Panitumumab (Vectibix) for metastatic colorectal carcinoma. Australian Prescriber review

From Australian Prescriber:


Vectibix (Amgen)
vials containing 20 mg/mL in 5 mL, 10 mL or 20 mL volume
Approved indication: metastatic colorectal carcinoma
Australian Medicines Handbook section 14.2.1

Panitumumab is a humanised monoclonal antibody for the treatment of metastatic colorectal carcinomas expressing the epidermal growth factor receptor. It is indicated for patients whose tumours have progressed after fluoropyrimidine-, oxaliplatin- and irinotecan-based chemotherapy.

This antibody prevents the growth of tumour cells and causes cell death by binding to the epidermal growth factor receptor and competitively inhibiting autophosphorylation induced by various ligands such as epidermal growth factor and transforming growth factor-alpha. Antibody binding also decreases the production of interleukin-8 and vascular endothelial growth factor.

Panitumumab is given as an intravenous infusion. The pharmacokinetics of this drug vary depending on the dose, with clearance decreasing at higher doses. Steady state is reached after three doses of 6 mg/kg once a fortnight. The mean half-life during this dosing interval is approximately 7.5 days.

In an open-label phase III trial of 463 patients with progressive metastatic colorectal cancer, panitumumab with best supportive care was compared to best supportive care alone. Patients were given panitumumab until their disease progressed or they died. Although the median progression-free survival time with panitumumab was similar to the control (8 vs 7.3 weeks), the mean progression-free survival for panitumumab was 5 weeks longer (13.8 vs 8.5 weeks). There was no difference in overall survival between the groups.1

The efficacy of panitumumab seems to be confined to a subset of patients with tumours expressing the wild-type (non-mutated) KRAS gene (Kirsten rat sarcoma-2 virus oncogene). Following further analysis of the phase III trial, the median progression-free survival was 12.3 weeks in patients with wild-type KRAS and 7.4 weeks in those with mutant KRAS, after receiving panitumumab. There was no difference in overall survival between the groups.2 In total, 43% of patients in the trial were found to have KRAS mutations so this is an important factor to consider when selecting patients for panitumumab therapy.

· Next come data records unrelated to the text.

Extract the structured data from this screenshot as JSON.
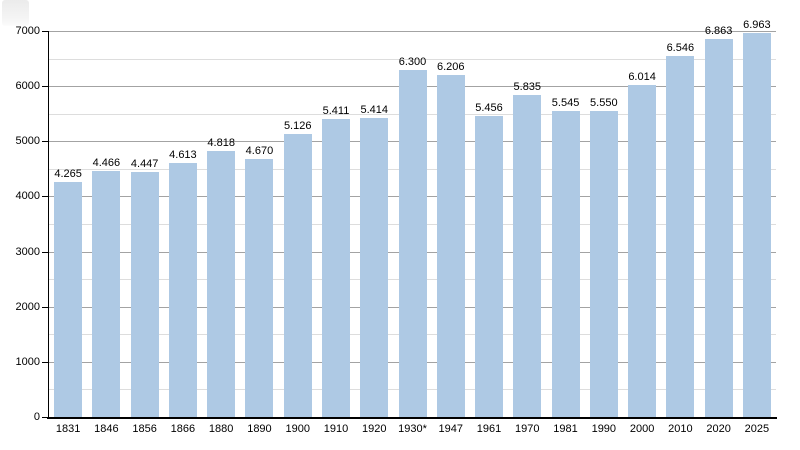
{
  "chart_data": {
    "type": "bar",
    "title": "",
    "xlabel": "",
    "ylabel": "",
    "categories": [
      "1831",
      "1846",
      "1856",
      "1866",
      "1880",
      "1890",
      "1900",
      "1910",
      "1920",
      "1930*",
      "1947",
      "1961",
      "1970",
      "1981",
      "1990",
      "2000",
      "2010",
      "2020",
      "2025"
    ],
    "values": [
      4265,
      4466,
      4447,
      4613,
      4818,
      4670,
      5126,
      5411,
      5414,
      6300,
      6206,
      5456,
      5835,
      5545,
      5550,
      6014,
      6546,
      6863,
      6963
    ],
    "value_labels": [
      "4.265",
      "4.466",
      "4.447",
      "4.613",
      "4.818",
      "4.670",
      "5.126",
      "5.411",
      "5.414",
      "6.300",
      "6.206",
      "5.456",
      "5.835",
      "5.545",
      "5.550",
      "6.014",
      "6.546",
      "6.863",
      "6.963"
    ],
    "ylim": [
      0,
      7000
    ],
    "yticks_major": [
      0,
      1000,
      2000,
      3000,
      4000,
      5000,
      6000,
      7000
    ],
    "ytick_major_labels": [
      "0",
      "1000",
      "2000",
      "3000",
      "4000",
      "5000",
      "6000",
      "7000"
    ],
    "ytick_minor_step": 500,
    "grid": true,
    "legend": "none",
    "colors": {
      "bar": "#aec9e4",
      "axis": "#000000",
      "grid_major": "#a3a3a3",
      "grid_minor": "#dddddd",
      "text": "#000000"
    }
  }
}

Although panitumumab benefits some patients, it causes considerably more adverse events than supportive care alone. Skin-related toxicity is the most common adverse effect, affecting over 90% of patients. Erythema, acneiform dermatitis, pruritus, skin exfoliation, paronychia, rash and skin fissures have been reported.1 (The likely cause of these reactions is inhibition of epidermal growth factor receptor in the basal layers of the skin.) Eye-related toxicities and stomatitis have also been observed with this drug. Patients should be monitored for inflammatory and infectious conditions associated with skin toxicity. Sunlight can exacerbate skin reactions so protection from the sun is recommended.

Health professionals should be aware that panitumumab has been associated with an increased risk of venous thromboembolic events. In the phase III trial, 12 of 231 patients had a thromboembolic event.1 One case of pulmonary embolism with panitumumab was fatal and two were life threatening.

Almost 40% of patients who received panitumumab developed hypomagnesaemia, 5% of which were serious, so patients should be regularly monitored during and for eight weeks after completion of therapy. Gastrointestinal problems were more common with panitumumab than with the control treatment.1

So far, adding panitumumab to chemotherapy treatments does not appear to give clear benefits. Severe diarrhoea was reported by 58% of patients who received panitumumab in combination with fluorouracil, leucovorin and irinotecan. As diarrhoea can exacerbate electrolyte depletion, this combination of drugs should be avoided. In another trial, adding panitumumab to oxaliplatin- and irinotecan-based chemotherapy and bevacizumab resulted in increased toxicity without improving efficacy.

Although the benefits seem marginal, panitumumab does offer another option for patients who have not responded to standard chemotherapy. It is not known how panitumumab compares with cetuximab, another inhibitor of the epidermal growth factor receptor, for the treatment of colorectal cancer.

Before starting treatment it is important to first ascertain that the patient’s tumour is expressing epidermal growth factor receptor. Expression of the wild-type KRAS gene may improve a patient’s response to panitumumab. However, these findings are still preliminary and need to be confirmed in further studies.


manufacturer provided only the product information
1. Van Cutsem E, Peeters M, Siena S, Humblet Y, Hendlisz A, Neyns B, et al. Open-label phase III trial of panitumumab plus best supportive care compared with best supportive care alone in patients with chemotherapy-refractory metastatic colorectal cancer. J Clin Oncol 2007;25:1658-64.

2. Amado RG, Wolf M, Peeters M, Van Cutsem E, Siena S, Freeman DJ, et al. Wild-type KRAS is required for panitumumab efficacy in patients with metastatic colorectal cancer. J Clin Oncol 2008;26:1626-34.